Boats laden with lobster traps leave Covehead Harbour on the north shore of P.E.I at dawn on Friday May 8, 2015, for the opening of the season. The P.E.I. Fishermen’s Association says there is a shortage of second-men or corks to work on the boats, so it plans to join forces with Holland College to help attract students to a unique summer job.
©BRIAN MCINNIS/THE GUARDIAN
MONTAGUE - Tara Hiller has no problem with the rough waves that can greet a P.E.I. lobster boat during the spring fishery.
“I’ve worked in the offshore and definitely have my sea legs,’’ wrote the Nova Scotia woman. “And I wouldn’t mind hearing more about these cork jobs.”
Hiller was responding to The Guardian in an email about a newspaper article regarding the P.E.I. Fishermen’s Association concern over the lack of “back of the boat people” and an effort to attract new workers.
The idea of a chance to work during an Island lobster season caught the interest of an array of Maritimers who have sent a stack of resumes to the P.E.I. Fishermen’s Association.
“Many of the enquiries have been from men and women who have not worked in the fishery or on boats and so we are pleased with the response to date,’’ said executive director Ian MacPherson of the association. “It’s estimated that we will have quite a shortage in the coming years and we thought we might be able to attract students who might view this as a summer job.”
These workers help to haul, bait and set traps while at sea.
The association is working with Holland College to get the word out, but the newspaper story ended up hooking more than a few interested parties.
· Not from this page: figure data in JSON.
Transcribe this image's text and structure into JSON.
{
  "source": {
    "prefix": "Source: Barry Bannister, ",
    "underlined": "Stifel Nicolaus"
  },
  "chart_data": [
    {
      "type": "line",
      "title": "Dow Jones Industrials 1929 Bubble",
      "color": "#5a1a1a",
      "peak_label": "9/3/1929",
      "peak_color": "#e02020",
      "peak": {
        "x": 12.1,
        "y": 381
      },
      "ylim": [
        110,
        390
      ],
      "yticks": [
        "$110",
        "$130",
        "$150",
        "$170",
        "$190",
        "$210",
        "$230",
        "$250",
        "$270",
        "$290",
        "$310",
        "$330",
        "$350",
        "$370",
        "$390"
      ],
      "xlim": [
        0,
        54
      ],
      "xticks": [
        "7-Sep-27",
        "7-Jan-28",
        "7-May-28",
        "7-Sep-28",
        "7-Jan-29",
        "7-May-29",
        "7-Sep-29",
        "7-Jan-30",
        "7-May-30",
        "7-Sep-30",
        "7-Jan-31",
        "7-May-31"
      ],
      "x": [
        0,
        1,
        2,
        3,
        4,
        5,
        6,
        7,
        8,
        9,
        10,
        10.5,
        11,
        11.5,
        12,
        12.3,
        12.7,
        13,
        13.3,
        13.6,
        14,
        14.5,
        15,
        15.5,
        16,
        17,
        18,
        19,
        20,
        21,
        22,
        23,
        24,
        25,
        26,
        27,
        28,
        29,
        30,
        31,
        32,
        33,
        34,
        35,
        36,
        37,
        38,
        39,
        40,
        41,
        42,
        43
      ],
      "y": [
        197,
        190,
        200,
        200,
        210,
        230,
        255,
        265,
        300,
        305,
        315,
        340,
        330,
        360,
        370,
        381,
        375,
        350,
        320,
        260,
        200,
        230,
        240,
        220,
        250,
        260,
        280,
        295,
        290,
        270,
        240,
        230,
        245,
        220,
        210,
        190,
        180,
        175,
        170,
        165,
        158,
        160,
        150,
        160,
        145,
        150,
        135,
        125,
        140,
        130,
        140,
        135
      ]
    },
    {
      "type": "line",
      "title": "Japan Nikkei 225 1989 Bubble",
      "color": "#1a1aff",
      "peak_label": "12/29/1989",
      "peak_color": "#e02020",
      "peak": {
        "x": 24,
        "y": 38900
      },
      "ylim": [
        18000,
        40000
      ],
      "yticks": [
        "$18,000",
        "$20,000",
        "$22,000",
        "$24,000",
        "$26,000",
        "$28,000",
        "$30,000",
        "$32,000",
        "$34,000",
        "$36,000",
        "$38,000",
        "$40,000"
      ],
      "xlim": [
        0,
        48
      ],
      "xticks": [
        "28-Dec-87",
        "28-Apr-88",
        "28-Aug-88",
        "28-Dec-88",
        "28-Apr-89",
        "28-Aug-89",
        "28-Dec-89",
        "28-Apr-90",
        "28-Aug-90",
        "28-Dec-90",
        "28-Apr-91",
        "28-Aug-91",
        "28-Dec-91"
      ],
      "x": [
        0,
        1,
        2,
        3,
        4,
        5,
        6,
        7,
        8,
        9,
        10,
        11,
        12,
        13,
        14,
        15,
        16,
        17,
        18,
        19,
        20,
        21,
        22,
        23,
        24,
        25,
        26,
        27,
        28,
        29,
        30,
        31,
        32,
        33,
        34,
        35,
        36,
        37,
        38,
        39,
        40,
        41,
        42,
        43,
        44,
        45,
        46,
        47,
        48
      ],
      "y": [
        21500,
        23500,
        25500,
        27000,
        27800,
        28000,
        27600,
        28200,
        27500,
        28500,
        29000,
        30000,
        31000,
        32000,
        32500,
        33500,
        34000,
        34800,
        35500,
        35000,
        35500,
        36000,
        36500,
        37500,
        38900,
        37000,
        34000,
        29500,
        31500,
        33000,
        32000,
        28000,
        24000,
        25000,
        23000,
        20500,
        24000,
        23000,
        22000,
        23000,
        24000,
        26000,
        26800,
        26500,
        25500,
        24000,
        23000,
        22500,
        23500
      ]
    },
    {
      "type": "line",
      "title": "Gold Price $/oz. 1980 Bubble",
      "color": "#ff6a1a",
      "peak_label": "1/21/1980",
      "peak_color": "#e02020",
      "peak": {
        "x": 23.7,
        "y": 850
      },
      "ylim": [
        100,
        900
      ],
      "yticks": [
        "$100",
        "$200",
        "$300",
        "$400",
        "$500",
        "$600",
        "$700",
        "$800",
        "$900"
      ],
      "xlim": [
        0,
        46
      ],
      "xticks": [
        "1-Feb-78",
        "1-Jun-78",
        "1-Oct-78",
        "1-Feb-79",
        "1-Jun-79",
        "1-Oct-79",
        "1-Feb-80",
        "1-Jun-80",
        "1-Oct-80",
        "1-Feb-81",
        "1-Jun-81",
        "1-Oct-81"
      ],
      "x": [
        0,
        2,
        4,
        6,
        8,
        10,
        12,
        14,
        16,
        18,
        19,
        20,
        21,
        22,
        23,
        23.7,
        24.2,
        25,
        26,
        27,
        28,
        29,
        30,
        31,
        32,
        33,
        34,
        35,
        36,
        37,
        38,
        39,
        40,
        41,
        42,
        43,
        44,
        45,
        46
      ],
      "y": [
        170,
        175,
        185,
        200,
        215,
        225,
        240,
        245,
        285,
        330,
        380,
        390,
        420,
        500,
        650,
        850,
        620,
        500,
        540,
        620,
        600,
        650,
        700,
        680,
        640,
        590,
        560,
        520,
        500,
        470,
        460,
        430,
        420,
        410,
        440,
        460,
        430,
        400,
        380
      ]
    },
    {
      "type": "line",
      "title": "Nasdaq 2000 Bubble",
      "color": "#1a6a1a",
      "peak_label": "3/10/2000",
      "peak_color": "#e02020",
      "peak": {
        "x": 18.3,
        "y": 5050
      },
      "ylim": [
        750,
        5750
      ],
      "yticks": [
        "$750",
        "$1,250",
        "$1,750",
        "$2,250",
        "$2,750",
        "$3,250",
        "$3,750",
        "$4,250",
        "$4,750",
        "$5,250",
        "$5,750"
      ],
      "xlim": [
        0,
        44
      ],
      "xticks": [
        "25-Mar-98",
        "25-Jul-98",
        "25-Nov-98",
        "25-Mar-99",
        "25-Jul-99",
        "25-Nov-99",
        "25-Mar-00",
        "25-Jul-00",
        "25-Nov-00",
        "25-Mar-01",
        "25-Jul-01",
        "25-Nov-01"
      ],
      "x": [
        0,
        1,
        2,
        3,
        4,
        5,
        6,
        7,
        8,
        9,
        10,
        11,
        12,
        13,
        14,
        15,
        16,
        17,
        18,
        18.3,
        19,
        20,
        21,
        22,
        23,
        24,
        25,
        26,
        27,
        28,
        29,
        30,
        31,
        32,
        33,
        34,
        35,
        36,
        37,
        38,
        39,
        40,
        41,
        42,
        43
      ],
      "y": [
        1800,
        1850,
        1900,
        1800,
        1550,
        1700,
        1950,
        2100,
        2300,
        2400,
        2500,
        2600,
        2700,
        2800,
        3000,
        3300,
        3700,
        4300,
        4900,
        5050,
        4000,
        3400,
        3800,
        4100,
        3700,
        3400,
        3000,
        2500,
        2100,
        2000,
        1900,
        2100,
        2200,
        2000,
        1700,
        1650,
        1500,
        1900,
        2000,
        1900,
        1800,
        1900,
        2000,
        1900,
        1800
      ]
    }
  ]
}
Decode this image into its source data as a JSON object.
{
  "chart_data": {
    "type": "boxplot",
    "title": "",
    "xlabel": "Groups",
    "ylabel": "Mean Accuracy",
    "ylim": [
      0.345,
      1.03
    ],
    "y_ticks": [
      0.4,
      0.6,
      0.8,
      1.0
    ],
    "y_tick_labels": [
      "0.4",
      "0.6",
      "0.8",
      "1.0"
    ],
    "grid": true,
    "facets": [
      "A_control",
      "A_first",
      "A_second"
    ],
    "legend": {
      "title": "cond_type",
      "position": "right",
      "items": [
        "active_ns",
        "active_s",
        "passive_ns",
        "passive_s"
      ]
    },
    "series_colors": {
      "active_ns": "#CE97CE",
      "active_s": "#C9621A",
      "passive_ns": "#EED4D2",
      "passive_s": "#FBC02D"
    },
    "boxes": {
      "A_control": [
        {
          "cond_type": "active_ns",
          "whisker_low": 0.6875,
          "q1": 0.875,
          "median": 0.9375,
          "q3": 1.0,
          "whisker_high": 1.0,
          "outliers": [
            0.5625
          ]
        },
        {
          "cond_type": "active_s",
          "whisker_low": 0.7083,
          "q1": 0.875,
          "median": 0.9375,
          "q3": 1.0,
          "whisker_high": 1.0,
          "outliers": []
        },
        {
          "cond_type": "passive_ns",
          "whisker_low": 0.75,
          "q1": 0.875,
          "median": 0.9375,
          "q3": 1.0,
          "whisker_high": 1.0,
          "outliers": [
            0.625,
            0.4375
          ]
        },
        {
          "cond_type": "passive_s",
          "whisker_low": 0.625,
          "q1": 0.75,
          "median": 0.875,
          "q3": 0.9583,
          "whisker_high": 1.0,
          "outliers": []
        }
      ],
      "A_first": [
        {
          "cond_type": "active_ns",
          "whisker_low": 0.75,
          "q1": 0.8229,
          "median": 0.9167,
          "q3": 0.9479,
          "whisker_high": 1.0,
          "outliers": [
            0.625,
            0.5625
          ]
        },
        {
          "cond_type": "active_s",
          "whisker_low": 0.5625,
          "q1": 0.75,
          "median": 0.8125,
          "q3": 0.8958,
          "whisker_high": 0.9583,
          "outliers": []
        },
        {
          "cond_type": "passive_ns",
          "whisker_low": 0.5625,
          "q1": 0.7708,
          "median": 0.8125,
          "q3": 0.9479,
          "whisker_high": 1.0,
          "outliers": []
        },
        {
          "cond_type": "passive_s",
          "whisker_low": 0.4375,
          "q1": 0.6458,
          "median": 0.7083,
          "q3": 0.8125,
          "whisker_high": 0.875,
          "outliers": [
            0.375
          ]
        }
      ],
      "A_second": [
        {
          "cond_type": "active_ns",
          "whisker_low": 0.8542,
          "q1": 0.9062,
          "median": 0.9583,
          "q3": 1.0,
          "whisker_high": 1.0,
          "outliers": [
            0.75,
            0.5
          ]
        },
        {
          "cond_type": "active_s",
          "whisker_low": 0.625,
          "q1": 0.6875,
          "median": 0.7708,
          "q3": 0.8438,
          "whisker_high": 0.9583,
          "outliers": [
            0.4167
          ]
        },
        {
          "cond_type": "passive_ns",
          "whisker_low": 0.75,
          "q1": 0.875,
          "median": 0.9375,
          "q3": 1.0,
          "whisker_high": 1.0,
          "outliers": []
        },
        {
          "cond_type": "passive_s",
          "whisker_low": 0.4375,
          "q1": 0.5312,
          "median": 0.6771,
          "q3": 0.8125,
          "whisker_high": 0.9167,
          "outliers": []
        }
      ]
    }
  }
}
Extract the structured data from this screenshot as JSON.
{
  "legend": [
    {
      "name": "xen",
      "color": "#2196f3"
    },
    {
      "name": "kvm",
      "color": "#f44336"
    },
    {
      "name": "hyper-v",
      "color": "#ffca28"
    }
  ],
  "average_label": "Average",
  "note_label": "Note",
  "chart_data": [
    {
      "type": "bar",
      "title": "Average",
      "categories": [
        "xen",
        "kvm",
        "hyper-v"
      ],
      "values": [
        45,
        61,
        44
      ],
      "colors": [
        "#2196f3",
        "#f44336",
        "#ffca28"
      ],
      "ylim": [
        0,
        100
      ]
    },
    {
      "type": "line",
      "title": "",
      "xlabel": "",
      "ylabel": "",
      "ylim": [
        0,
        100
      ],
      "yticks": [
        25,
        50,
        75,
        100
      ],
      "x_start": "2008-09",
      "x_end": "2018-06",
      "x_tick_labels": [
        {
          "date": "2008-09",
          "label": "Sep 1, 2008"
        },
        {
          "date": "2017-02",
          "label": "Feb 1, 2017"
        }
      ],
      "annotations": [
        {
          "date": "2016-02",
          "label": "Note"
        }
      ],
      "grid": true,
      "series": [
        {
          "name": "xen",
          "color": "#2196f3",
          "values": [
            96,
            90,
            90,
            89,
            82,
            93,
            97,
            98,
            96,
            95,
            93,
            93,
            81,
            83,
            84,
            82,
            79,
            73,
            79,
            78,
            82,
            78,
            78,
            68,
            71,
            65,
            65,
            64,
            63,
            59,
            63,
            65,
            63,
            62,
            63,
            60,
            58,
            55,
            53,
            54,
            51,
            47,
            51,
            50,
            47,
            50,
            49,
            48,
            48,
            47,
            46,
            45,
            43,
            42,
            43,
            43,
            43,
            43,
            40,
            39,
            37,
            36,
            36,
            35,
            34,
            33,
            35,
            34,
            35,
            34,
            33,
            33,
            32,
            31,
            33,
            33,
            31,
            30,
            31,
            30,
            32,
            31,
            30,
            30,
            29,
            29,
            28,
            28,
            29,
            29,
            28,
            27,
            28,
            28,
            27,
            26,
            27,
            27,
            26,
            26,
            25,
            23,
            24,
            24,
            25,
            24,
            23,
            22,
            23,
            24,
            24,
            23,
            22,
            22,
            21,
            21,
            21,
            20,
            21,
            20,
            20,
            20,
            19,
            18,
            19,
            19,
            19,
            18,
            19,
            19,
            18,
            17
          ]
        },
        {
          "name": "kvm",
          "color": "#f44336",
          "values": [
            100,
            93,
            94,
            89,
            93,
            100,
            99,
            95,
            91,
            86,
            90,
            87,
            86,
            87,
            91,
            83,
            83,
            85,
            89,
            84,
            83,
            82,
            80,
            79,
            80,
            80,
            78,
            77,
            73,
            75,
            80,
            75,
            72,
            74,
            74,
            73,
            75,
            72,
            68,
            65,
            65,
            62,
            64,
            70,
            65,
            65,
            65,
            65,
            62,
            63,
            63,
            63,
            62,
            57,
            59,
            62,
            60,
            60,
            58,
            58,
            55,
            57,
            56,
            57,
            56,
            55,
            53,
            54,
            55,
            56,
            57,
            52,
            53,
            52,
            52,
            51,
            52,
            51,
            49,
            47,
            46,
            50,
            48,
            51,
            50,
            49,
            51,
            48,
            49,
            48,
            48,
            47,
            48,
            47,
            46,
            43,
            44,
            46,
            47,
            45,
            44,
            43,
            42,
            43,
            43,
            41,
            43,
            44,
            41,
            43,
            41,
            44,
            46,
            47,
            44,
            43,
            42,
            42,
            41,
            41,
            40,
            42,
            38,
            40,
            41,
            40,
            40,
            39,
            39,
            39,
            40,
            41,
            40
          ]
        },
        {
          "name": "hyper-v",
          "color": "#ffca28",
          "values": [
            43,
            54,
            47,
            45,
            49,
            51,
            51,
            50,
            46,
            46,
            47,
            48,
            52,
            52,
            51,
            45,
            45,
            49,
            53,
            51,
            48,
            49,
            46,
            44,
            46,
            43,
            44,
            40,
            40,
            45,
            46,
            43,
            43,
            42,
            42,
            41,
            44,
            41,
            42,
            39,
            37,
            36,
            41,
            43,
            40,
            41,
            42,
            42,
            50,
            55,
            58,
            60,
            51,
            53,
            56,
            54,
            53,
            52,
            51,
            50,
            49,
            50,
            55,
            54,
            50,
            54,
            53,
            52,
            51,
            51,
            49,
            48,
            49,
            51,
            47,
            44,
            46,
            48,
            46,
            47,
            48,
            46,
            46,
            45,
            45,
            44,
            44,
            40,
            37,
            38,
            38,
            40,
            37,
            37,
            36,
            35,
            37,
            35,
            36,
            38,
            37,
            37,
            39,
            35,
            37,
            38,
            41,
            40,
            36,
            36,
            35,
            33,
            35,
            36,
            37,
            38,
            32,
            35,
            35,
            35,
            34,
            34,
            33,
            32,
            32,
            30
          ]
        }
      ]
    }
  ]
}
In fact, dozens and dozens contacted the newspaper for information on wages, work time and how to apply.
“My name is Edwin and I’m interested in the cork job…this is something I have always wanted to do,’’ said one man from New Brunswick.
A Cape Bretoner sold himself as a hard-working labourer with a professional attitude and countless skills gained both on the East Coast and in Alberta and who has experience fishing and working in a processing facility.
But not everyone views the job as sunshine and salt breezes.
“This job is more like gale force winds, freezing hands and low wages,’’ offered one individual less than enthused about the positions. “It’s no stroll in the park…two months of work and then what?”
MacPherson conceded, “Of course it’s not all sunny days."
He is hoping a list would be compiled before the spring season opens in May and a short training session can be held to determine if applicants are truly suited for the job.